On se retrouve dans le mythe de l'enfant sauvage et pas loin bien entendu de tomber dans la caricature...mais l'écriture de Gide est superbe !
Les autres personnages sont également très bien décrits au niveau psychologique, toujours du point de vue du narrateur puisque tout au long du roman il emploie le "je" dans son journal.
Amélie est plutôt taciturne. C'est une mère de famille sérieuse et pieuse, toute dévouée à sa tâche quotidienne et à l'éducation de ses enfants. Elle préfère s'exprimer par sous-entendus plutôt que d'affronter son mari en face, ce qui entraîne entre eux beaucoup d'incompréhension. Elle éprouve de la jalousie envers la jeune fille, mais elle sait aussi que bien que tout les oppose, la jeune fille n'y est pour rien.
Jacques le fils aîné, affronte son père et provoque beaucoup de discussion autour de la religion. Il cherche à lui montrer son erreur et se rend compte que son père est épris de la jeune fille. Par dépit, face à l'autorité paternelle qu'il ne peut remettre en question, il accepte de fuir la maison familiale, et décide de se convertir au catholicisme et de devenir prêtre.
Evidemment, le texte est étayé de références bibliques mais finalement cela ne m'a pas dérangée, car cela correspond bien au sujet et aux personnages.
Il faut mettre aussi ce texte en parallèle avec la vraie vie de Gide, et le mal qu'il a lui même causé à sa femme, lors de sa relation avec Marc Allégret...
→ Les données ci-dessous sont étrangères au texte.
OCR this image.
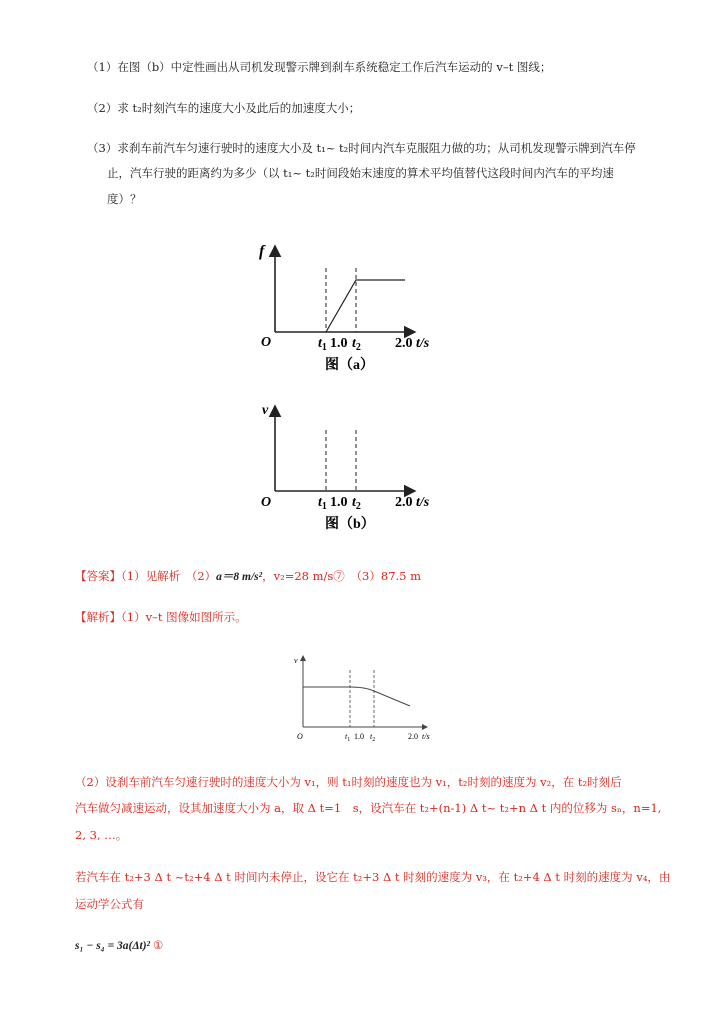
（1）在图（b）中定性画出从司机发现警示牌到刹车系统稳定工作后汽车运动的 v–t 图线；
（2）求 t₂时刻汽车的速度大小及此后的加速度大小；
（3）求刹车前汽车匀速行驶时的速度大小及 t₁~ t₂时间内汽车克服阻力做的功；从司机发现警示牌到汽车停
止，汽车行驶的距离约为多少（以 t₁~ t₂时间段始末速度的算术平均值替代这段时间内汽车的平均速
度）？
f
O	$t_1$ 1.0 $t_2$ 2.0 t/s
图（a）
v
O	$t_1$ 1.0 $t_2$ 2.0 t/s
图（b）
【答案】（1）见解析　（2）a＝8 m/s²，v₂=28 m/s⑦　（3）87.5 m
【解析】（1）v–t 图像如图所示。
v
O	$t_1$ 1.0 $t_2$	2.0 t/s
（2）设刹车前汽车匀速行驶时的速度大小为 v₁，则 t₁时刻的速度也为 v₁，t₂时刻的速度为 v₂，在 t₂时刻后
汽车做匀减速运动，设其加速度大小为 a，取 Δ t=1　s，设汽车在 t₂+(n-1) Δ t~ t₂+n Δ t 内的位移为 sₙ，n=1,
2, 3, …。
若汽车在 t₂+3 Δ t ~t₂+4 Δ t 时间内未停止，设它在 t₂+3 Δ t 时刻的速度为 v₃，在 t₂+4 Δ t 时刻的速度为 v₄，由
运动学公式有
s₁ − s₄ = 3a(Δt)² ①
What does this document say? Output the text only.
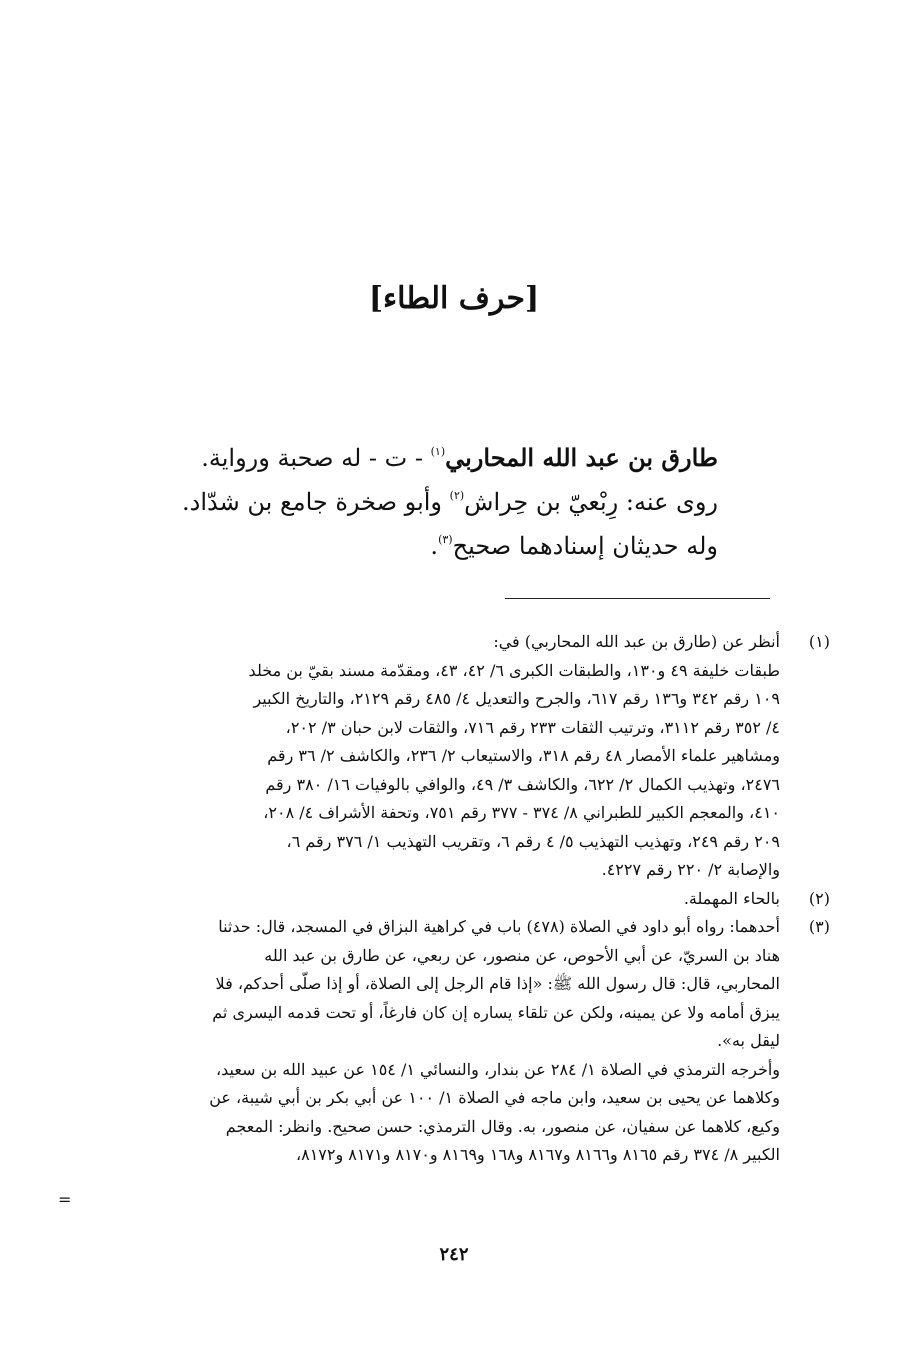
[حرف الطاء]
طارق بن عبد الله المحاربي$^{(١)}$ - ت - له صحبة ورواية.
روى عنه: رِبْعيّ بن حِراش$^{(٢)}$ وأبو صخرة جامع بن شدّاد.
وله حديثان إسنادهما صحيح$^{(٣)}$.
(١)
أنظر عن (طارق بن عبد الله المحاربي) في:
طبقات خليفة ٤٩ و١٣٠، والطبقات الكبرى ٦/ ٤٢، ٤٣، ومقدّمة مسند بقيّ بن مخلد
١٠٩ رقم ٣٤٢ و١٣٦ رقم ٦١٧، والجرح والتعديل ٤/ ٤٨٥ رقم ٢١٢٩، والتاريخ الكبير
٤/ ٣٥٢ رقم ٣١١٢، وترتيب الثقات ٢٣٣ رقم ٧١٦، والثقات لابن حبان ٣/ ٢٠٢،
ومشاهير علماء الأمصار ٤٨ رقم ٣١٨، والاستيعاب ٢/ ٢٣٦، والكاشف ٢/ ٣٦ رقم
٢٤٧٦، وتهذيب الكمال ٢/ ٦٢٢، والكاشف ٣/ ٤٩، والوافي بالوفيات ١٦/ ٣٨٠ رقم
٤١٠، والمعجم الكبير للطبراني ٨/ ٣٧٤ - ٣٧٧ رقم ٧٥١، وتحفة الأشراف ٤/ ٢٠٨،
٢٠٩ رقم ٢٤٩، وتهذيب التهذيب ٥/ ٤ رقم ٦، وتقريب التهذيب ١/ ٣٧٦ رقم ٦،
والإصابة ٢/ ٢٢٠ رقم ٤٢٢٧.
(٢)
بالحاء المهملة.
(٣)
أحدهما: رواه أبو داود في الصلاة (٤٧٨) باب في كراهية البزاق في المسجد، قال: حدثنا
هناد بن السريّ، عن أبي الأحوص، عن منصور، عن ربعي، عن طارق بن عبد الله
المحاربي، قال: قال رسول الله ﷺ: «إذا قام الرجل إلى الصلاة، أو إذا صلّى أحدكم، فلا
يبزق أمامه ولا عن يمينه، ولكن عن تلقاء يساره إن كان فارغاً، أو تحت قدمه اليسرى ثم
ليقل به».
وأخرجه الترمذي في الصلاة ١/ ٢٨٤ عن بندار، والنسائي ١/ ١٥٤ عن عبيد الله بن سعيد،
وكلاهما عن يحيى بن سعيد، وابن ماجه في الصلاة ١/ ١٠٠ عن أبي بكر بن أبي شيبة، عن
وكيع، كلاهما عن سفيان، عن منصور، به. وقال الترمذي: حسن صحيح. وانظر: المعجم
الكبير ٨/ ٣٧٤ رقم ٨١٦٥ و٨١٦٦ و٨١٦٧ و١٦٨ و٨١٦٩ و٨١٧٠ و٨١٧١ و٨١٧٢،
=
٢٤٢
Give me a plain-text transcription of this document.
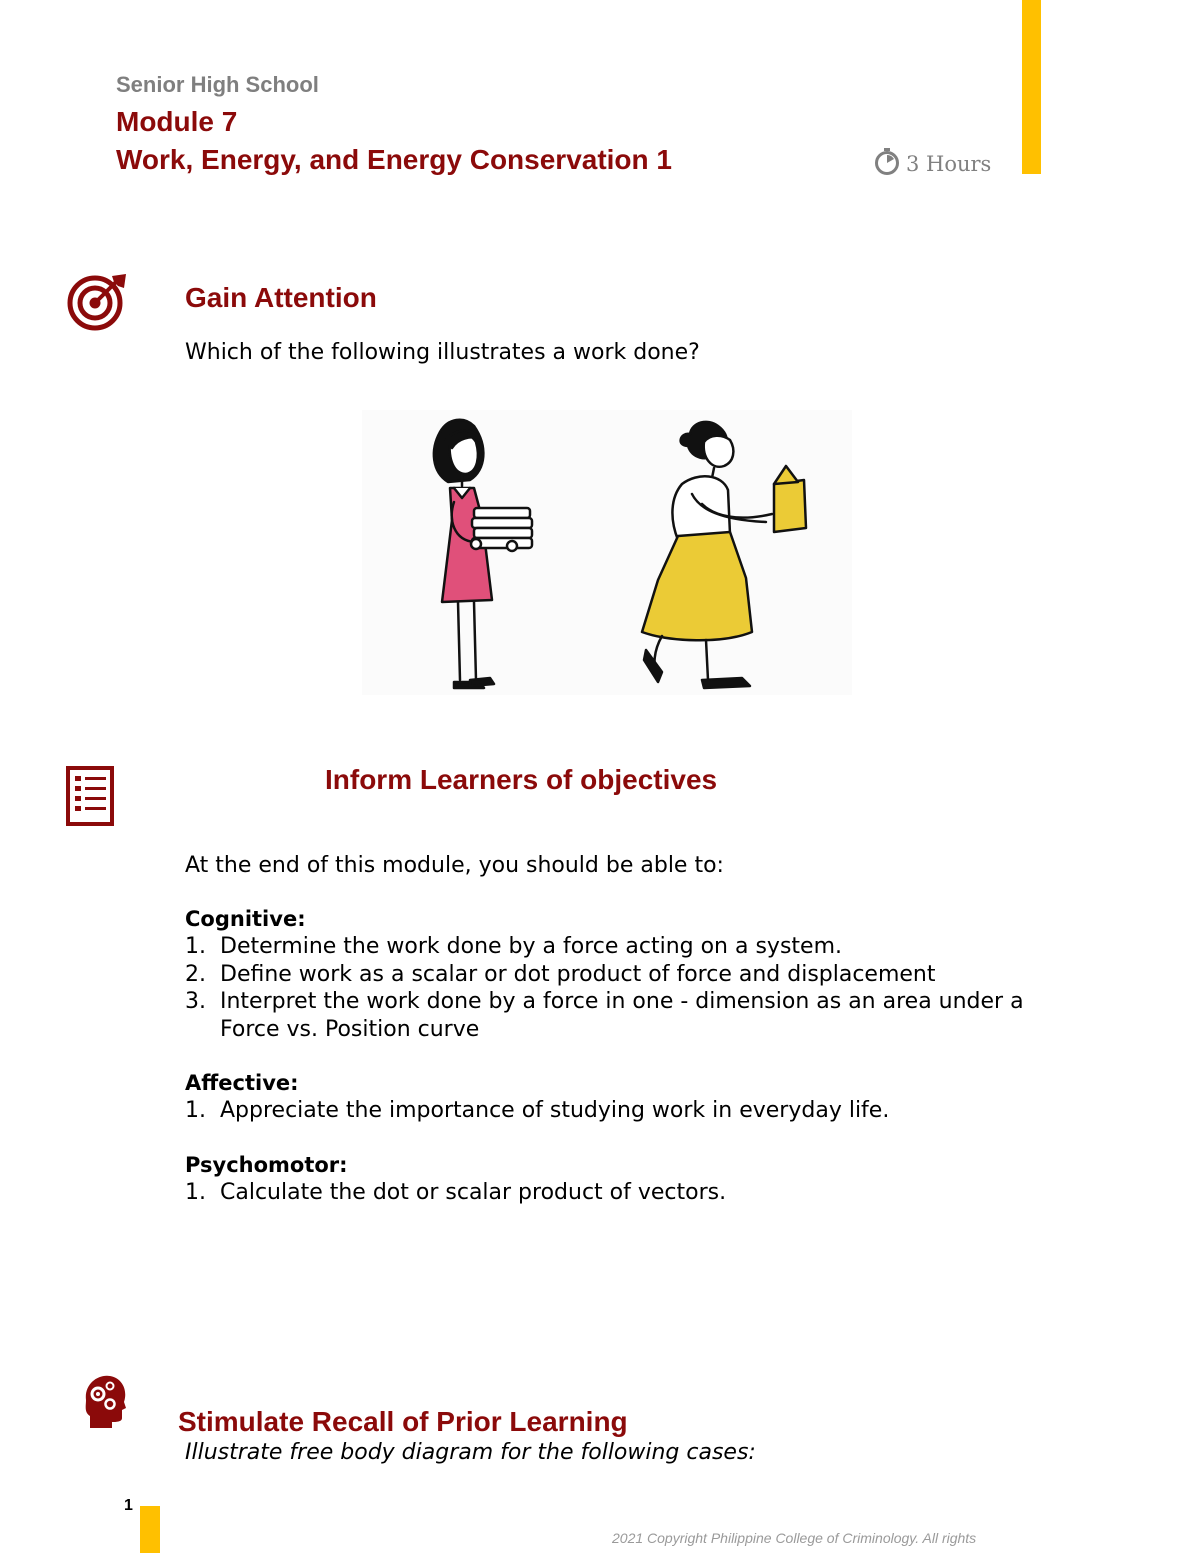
Senior High School
Module 7
Work, Energy, and Energy Conservation 1	3 Hours
Gain Attention
Which of the following illustrates a work done?
Inform Learners of objectives
At the end of this module, you should be able to:
Cognitive:
1. Determine the work done by a force acting on a system.
2. Define work as a scalar or dot product of force and displacement
3. Interpret the work done by a force in one - dimension as an area under a Force vs. Position curve
Affective:
1. Appreciate the importance of studying work in everyday life.
Psychomotor:
1. Calculate the dot or scalar product of vectors.
Stimulate Recall of Prior Learning
Illustrate free body diagram for the following cases:
1
2021 Copyright Philippine College of Criminology. All rights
Par contre, je trouve que ce court roman, paru en 1919, a beaucoup vieilli et que son seul intérêt, à part d'être étudié en classe ou lu pour connaître l'oeuvre de Gide, c'est de permettre de mieux comprendre le poids de la religion au début du XXe siècle et donc celui de la morale. Un film éponyme est paru en 1946 avec Michèle Morgan, à revoir peut-être en ce moment, car à mon avis il a moins vieilli que le roman.
C'est donc un roman qui aura des difficultés à capter l'attention des jeunes générations de lecteurs, à moins de leur montrer à quel point Gide était un visionnaire qui pensait, comme il le dit dans ce roman écrit à la première personne, que la morale chrétienne et la nature humaine, en ce qui concerne en particulier le sentiment amoureux, ne pouvaient pas s'accorder et feraient le malheur à venir de générations entières d'êtres humains.